Staf Pengajar Prodi Hukum Universitas Hein Namotemo, Tobelo – Halmahera Utara

ABSTRAK

Persoalan reforma agraria (landreform) telah lama menjadi kebijakan dan strategi nasional yang dilakukan pemerintah sejak diberlakukannya UUD N0. 5 tahun 1960 tentang Peraturan Dasar Pokok-Pokok Agraria. Namun pada kenyataanya masih banyak persoalan keagrarian yang belum terselesaikan dan menuntut akurasi pemikiran yang strategis sehingga berdampak signifikan mengatasi persoalan yang masih terjadi. Reforma agraria tidak hanya sekedar redistribusi tanah untuk penyediaan lahan bagi peningkatan kesejahteraan masyarakat miskin saja, namun lebih luas juga harus mampu menjadi solusi terhadap ketimpangan struktur keagrarian, pengusaan dan pemanfaatan atas tanah. Recognitie dan proteksi hak komunal pada masyarakat hukum adat Hibualamo diharapkan tidak hanya menyangkut asset reform namun juga access reform yang membuka sumber peningkatan kesejahteraan rakyat berbasis keagrarian. Potret terkait persoalan pertanahan tersebut merupakan fenomena lemahnya pengaturan hak atas tanah dan ketimpangan struktur keagrarian yang berdampak pada rentannya masyarakat hukum adat akan terjadinya konflik budaya, sosial, ekonomi dan politik. Perlu adanya penyelarasan antara kaidah hukum adat dengan norma yuridis formal yang terkandung dalam ketentuan hukum positif, sehingga terjadi sintesa yang meciptakan formula sebagai dasar strategi mengatasi ketimpangan struktur keagrarian terkait dengan penguasaan dan pemanfaatan tanah. Akurasi dan efektifitas formula yang berdasar pada pemikiran terbarukan tersebut tidak hanya untuk mengatasi ketimpangan struktur keagrariaan saja tetapi juga merupakan a posteriori sebagai upaya validasi dan akurasi dalam menentapkan resolusi konflik yang tepat di masyarakat hukum adat terkait dengan reforma agraria tersebut.
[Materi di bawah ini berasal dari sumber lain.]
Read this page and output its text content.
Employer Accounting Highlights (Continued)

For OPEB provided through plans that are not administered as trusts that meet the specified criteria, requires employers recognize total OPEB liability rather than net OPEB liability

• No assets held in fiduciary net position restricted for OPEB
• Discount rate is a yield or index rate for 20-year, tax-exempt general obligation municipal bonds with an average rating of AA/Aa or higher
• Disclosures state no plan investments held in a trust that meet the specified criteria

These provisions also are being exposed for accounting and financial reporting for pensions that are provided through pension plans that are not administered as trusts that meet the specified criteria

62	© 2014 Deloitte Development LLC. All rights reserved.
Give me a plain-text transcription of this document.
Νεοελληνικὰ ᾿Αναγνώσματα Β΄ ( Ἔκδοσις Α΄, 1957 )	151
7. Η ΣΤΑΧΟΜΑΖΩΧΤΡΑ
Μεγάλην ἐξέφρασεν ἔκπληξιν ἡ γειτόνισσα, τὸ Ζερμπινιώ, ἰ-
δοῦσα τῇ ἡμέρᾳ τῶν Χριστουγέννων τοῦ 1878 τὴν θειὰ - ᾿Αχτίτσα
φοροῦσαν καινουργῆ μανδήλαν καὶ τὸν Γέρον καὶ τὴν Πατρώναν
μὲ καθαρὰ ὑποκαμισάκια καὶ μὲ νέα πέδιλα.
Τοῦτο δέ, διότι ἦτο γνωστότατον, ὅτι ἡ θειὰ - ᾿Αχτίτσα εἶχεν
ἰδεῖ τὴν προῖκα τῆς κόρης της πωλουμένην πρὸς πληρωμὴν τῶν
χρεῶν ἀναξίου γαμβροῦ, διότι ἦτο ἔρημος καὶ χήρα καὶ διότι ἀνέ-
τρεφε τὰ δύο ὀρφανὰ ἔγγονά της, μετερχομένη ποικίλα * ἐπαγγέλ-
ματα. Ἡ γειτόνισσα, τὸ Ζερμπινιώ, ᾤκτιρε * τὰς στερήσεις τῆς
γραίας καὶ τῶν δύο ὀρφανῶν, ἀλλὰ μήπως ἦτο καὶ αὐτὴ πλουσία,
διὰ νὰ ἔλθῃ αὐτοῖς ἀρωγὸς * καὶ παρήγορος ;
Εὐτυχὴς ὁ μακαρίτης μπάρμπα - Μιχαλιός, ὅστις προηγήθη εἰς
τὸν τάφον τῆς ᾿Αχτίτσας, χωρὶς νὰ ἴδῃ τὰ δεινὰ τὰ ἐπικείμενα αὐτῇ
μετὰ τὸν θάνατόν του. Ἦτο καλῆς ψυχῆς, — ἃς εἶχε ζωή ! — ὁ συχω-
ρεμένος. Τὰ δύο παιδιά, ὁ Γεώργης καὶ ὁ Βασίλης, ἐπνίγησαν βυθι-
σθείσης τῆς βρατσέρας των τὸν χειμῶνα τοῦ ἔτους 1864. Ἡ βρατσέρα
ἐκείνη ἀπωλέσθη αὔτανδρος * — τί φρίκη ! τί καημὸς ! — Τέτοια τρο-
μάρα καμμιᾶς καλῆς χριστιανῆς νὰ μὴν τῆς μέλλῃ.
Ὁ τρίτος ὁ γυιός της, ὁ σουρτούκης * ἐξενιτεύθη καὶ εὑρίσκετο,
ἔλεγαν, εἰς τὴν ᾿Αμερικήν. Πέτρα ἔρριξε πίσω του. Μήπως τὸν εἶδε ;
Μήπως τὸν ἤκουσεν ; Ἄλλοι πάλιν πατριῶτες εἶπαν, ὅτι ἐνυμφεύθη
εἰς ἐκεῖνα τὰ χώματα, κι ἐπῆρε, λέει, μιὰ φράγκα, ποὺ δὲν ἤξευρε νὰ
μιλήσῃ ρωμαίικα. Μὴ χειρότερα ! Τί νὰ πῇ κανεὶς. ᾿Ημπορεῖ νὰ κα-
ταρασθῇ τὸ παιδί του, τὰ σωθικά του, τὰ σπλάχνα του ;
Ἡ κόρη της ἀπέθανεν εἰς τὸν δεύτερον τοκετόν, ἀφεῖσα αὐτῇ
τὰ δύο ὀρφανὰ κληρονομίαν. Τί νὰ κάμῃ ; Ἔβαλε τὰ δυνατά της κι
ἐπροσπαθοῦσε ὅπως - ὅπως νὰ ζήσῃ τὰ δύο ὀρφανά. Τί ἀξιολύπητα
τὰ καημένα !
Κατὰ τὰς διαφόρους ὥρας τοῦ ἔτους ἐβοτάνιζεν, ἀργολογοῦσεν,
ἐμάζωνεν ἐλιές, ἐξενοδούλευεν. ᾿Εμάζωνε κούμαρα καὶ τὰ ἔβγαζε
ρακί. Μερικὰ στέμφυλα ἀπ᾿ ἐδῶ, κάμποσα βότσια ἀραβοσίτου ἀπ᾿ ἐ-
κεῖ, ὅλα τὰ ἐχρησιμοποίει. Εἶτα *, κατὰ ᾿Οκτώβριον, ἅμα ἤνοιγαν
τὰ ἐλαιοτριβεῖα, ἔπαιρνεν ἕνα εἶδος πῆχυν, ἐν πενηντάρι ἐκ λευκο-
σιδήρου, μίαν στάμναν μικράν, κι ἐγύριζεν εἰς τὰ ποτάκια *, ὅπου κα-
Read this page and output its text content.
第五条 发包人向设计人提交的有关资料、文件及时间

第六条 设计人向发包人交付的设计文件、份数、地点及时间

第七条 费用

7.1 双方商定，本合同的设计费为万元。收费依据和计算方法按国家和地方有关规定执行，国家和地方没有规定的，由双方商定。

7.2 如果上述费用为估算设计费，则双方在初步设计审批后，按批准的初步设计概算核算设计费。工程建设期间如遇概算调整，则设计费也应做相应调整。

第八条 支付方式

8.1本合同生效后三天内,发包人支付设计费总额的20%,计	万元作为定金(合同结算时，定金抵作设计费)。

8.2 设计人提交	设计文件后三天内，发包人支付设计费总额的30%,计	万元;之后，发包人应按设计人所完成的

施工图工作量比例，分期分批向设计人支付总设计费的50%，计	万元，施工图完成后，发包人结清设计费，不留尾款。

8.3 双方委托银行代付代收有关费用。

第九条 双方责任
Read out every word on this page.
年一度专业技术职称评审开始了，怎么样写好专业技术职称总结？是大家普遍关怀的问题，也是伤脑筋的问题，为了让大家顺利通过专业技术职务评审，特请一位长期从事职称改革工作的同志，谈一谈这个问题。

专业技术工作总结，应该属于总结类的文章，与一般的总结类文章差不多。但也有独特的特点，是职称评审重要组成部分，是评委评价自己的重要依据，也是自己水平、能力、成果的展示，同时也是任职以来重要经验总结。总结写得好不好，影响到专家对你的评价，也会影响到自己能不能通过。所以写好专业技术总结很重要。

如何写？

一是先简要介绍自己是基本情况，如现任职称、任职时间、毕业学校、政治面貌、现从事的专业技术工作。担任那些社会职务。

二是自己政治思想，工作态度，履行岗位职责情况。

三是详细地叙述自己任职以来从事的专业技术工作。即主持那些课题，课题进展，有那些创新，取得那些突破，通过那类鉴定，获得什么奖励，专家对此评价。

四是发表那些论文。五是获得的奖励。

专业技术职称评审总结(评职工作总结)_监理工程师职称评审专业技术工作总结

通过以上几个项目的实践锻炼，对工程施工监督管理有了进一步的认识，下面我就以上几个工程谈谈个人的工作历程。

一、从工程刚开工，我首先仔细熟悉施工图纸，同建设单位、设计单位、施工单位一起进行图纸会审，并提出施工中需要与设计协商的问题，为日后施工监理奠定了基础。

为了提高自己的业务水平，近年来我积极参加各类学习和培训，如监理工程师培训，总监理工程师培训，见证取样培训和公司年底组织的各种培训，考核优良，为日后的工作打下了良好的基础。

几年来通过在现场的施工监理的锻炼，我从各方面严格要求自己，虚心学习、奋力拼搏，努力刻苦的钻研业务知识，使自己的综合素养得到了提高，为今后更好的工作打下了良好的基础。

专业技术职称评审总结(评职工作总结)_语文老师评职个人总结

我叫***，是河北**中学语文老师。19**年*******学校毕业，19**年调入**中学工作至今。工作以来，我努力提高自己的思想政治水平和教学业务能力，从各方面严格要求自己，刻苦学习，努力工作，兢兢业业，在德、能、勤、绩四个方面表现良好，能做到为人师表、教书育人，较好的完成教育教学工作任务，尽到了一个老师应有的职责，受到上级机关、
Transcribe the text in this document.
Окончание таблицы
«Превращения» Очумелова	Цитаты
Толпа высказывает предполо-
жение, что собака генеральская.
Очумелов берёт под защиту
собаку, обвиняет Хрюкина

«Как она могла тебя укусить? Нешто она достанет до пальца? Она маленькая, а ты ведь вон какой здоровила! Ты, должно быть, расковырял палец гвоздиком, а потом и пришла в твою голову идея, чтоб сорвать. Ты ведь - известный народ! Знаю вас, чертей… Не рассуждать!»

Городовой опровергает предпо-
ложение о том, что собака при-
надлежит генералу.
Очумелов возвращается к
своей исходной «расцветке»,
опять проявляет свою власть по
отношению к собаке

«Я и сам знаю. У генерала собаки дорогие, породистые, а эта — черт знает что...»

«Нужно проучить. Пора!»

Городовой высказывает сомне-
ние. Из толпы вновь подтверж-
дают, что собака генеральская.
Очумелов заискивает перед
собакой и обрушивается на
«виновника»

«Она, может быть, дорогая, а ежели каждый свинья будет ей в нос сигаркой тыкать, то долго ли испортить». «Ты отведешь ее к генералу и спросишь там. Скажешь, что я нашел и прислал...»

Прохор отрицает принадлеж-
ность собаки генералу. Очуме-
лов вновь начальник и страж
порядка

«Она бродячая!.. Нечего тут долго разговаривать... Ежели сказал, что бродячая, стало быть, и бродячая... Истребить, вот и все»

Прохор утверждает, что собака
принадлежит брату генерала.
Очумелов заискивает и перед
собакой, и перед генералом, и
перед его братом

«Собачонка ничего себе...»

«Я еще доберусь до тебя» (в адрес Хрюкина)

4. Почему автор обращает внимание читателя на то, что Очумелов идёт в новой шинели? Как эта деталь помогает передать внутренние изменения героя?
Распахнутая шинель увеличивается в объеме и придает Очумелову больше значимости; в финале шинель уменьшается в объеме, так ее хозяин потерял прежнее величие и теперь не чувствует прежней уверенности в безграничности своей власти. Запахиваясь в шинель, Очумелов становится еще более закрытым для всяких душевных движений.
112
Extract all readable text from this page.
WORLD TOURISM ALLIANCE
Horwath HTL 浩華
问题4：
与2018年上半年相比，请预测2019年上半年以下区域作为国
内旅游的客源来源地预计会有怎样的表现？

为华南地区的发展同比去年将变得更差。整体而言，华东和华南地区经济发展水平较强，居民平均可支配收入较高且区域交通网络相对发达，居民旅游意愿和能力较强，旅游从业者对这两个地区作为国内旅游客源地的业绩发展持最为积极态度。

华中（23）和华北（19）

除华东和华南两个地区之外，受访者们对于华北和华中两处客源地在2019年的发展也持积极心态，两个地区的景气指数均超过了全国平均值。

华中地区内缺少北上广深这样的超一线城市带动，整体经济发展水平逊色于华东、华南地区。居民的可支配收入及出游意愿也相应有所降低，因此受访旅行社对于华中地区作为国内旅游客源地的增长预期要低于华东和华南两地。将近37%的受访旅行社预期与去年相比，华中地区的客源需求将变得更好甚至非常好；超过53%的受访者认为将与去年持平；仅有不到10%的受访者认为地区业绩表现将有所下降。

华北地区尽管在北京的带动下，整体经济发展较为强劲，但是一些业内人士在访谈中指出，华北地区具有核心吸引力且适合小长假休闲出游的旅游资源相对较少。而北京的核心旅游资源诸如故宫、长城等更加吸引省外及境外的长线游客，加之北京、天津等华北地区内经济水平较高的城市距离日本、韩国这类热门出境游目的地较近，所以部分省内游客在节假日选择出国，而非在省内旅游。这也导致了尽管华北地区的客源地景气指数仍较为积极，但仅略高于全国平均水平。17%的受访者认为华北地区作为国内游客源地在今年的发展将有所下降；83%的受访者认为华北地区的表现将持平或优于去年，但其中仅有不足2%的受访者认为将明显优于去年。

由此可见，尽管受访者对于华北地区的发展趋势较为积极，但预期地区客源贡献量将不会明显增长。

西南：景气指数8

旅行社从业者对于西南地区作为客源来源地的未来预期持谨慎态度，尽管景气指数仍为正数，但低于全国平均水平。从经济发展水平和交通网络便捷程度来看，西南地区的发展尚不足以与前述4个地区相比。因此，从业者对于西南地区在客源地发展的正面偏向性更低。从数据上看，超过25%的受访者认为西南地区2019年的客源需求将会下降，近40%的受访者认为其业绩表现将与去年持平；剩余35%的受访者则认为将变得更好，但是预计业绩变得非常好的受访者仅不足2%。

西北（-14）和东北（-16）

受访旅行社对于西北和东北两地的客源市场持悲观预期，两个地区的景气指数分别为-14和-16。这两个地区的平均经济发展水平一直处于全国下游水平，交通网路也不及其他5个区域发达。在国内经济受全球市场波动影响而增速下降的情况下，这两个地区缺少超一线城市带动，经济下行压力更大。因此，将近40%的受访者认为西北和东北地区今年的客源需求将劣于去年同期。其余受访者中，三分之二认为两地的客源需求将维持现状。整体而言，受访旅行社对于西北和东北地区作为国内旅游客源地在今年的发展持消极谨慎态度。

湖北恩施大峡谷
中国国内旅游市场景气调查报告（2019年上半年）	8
Kata kunci: reforma agraria, hak komunal, recognitie, proteksi, a posteriori.

PENDAHULUAN

Halmahera Utara merupakan tempat peradaban suku-suku setempat bermula dan berada di bawah lembaga adat “HIBUALAMO”. Masyarakat Hukum Adat Hibualamo meliputi wilayah adat yaitu: Hoana Modole, Hoana Pagu, Hoana Towiliko, Hoana Boeng, Hoana Lina, Hoana Huboto, Hoano Mumulati, Hoana Gura, Hoana Morodina, Hoana Morodai dan Hoana Lololoda (Surat Keputusan Bupati Halmahera Utara Nomor. 189/133/HU/2015). HIBUALAMO sebagai komunitas masyarakat adat sangat menjunjung nilai-nilai kekeluargaan dengan slogan “ngone oria dodoto” yang berarti kita semua bersaudara. Secara geografis 11 Hoana (clan) tersebut tersebar dan menempati luas wilayah struktur pemerintahan Kabupaten Halmahera Utara seluas 22.507,32 Km2 yang terdiri dari 17.555,71 Km2 (78%) wilayah laut dan 4.951,61 Km2 (22%) wilayah darat. Pemerintahan Kabupaten Halut terbagi dalam 17 Kecamatan yang terdiri dari 198 desa (Dokumen kantor pos Tobelo, daftar kode pos desa-desa di Kabupaten Halmahera Utara 2017).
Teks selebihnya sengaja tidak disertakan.